Soldiers in a Bosnian army hospital recount their youth and pre-war lives in a series of flashbacks.
If you didn't watch the news during the Bosnian War. Or read the papers. Or perhaps didn't understand the conflict and don't really want to spend time reading a review about another Bosnian War film... it's enough to know that this one has plenty of action, a witty script, buckets of blood, a couple of sex scenes and is pretty darned good.
On the other hand, those who don't have the willpower to resist knowing more should consider this: Martin Bell, the celebrated Bosnian War journalist, has recently lambasted the makers of Welcome To Sarajevo for celebrating war journalists. Confusing. Consider also that the makers of Pretty Village were filming as the conflict raged through the backyards of Europe and found everyone they met - Serbs, Croats, Muslims, Turks - to be equally confused.
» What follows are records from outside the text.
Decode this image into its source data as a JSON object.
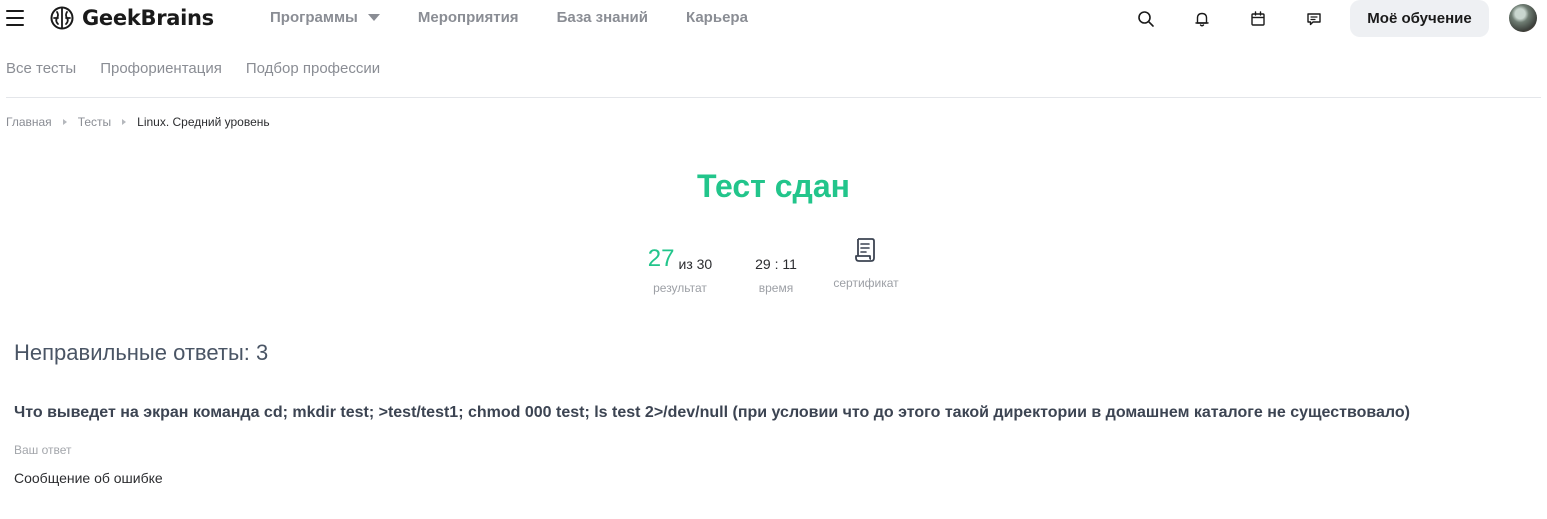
{
  "header": {
    "logo_text": "GeekBrains",
    "nav": [
      {
        "label": "Программы",
        "has_dropdown": true
      },
      {
        "label": "Мероприятия"
      },
      {
        "label": "База знаний"
      },
      {
        "label": "Карьера"
      }
    ],
    "icons": [
      "search-icon",
      "bell-icon",
      "calendar-icon",
      "chat-icon"
    ],
    "my_learning_label": "Моё обучение"
  },
  "subnav": {
    "items": [
      "Все тесты",
      "Профориентация",
      "Подбор профессии"
    ]
  },
  "breadcrumb": {
    "items": [
      "Главная",
      "Тесты",
      "Linux. Средний уровень"
    ]
  },
  "result": {
    "title": "Тест сдан",
    "score": "27",
    "score_total": "из 30",
    "score_label": "результат",
    "time": "29 : 11",
    "time_label": "время",
    "certificate_label": "сертификат"
  },
  "wrong_answers": {
    "title": "Неправильные ответы: 3",
    "question": "Что выведет на экран команда cd; mkdir test; >test/test1; chmod 000 test; ls test 2>/dev/null (при условии что до этого такой директории в домашнем каталоге не существовало)",
    "answer_label": "Ваш ответ",
    "answer_value": "Сообщение об ошибке"
  },
  "colors": {
    "accent_green": "#22c58b",
    "nav_gray": "#8a8d94",
    "button_bg": "#eef0f3"
  }
}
What is crystal clear is that this film is a work of pure brilliance. Shot in flashback, it traces the Serb Milan (Bjelogrlic) from his hospital bed to the deserted tunnel which his childhood friend Halil (Pejakovic), a muslim, had trapped him in during the conflict. Throughout the siege director Dragojevic intercuts these horrendous scenes with snippets from the men's idyllic childhood which only serve to compliment the utter insanity of a country torn in two halves.
Visually the film is astounding, with Dragojevic giving the austere topic some masterful editing and flourishing camera swings. There are also some vintage sequences; a peace corps chanting Give Peace A Chance outside a war hospital; a hilarious sex scene climaxing with the news of Tito's death; a communal urine-drinking contest to stay alive. Perhaps not the best film to see the new year in with, but for those with curiosity these images will stick in your mind like a pickaxe.
A work of pure brilliane. Visually astounding and thought provoking.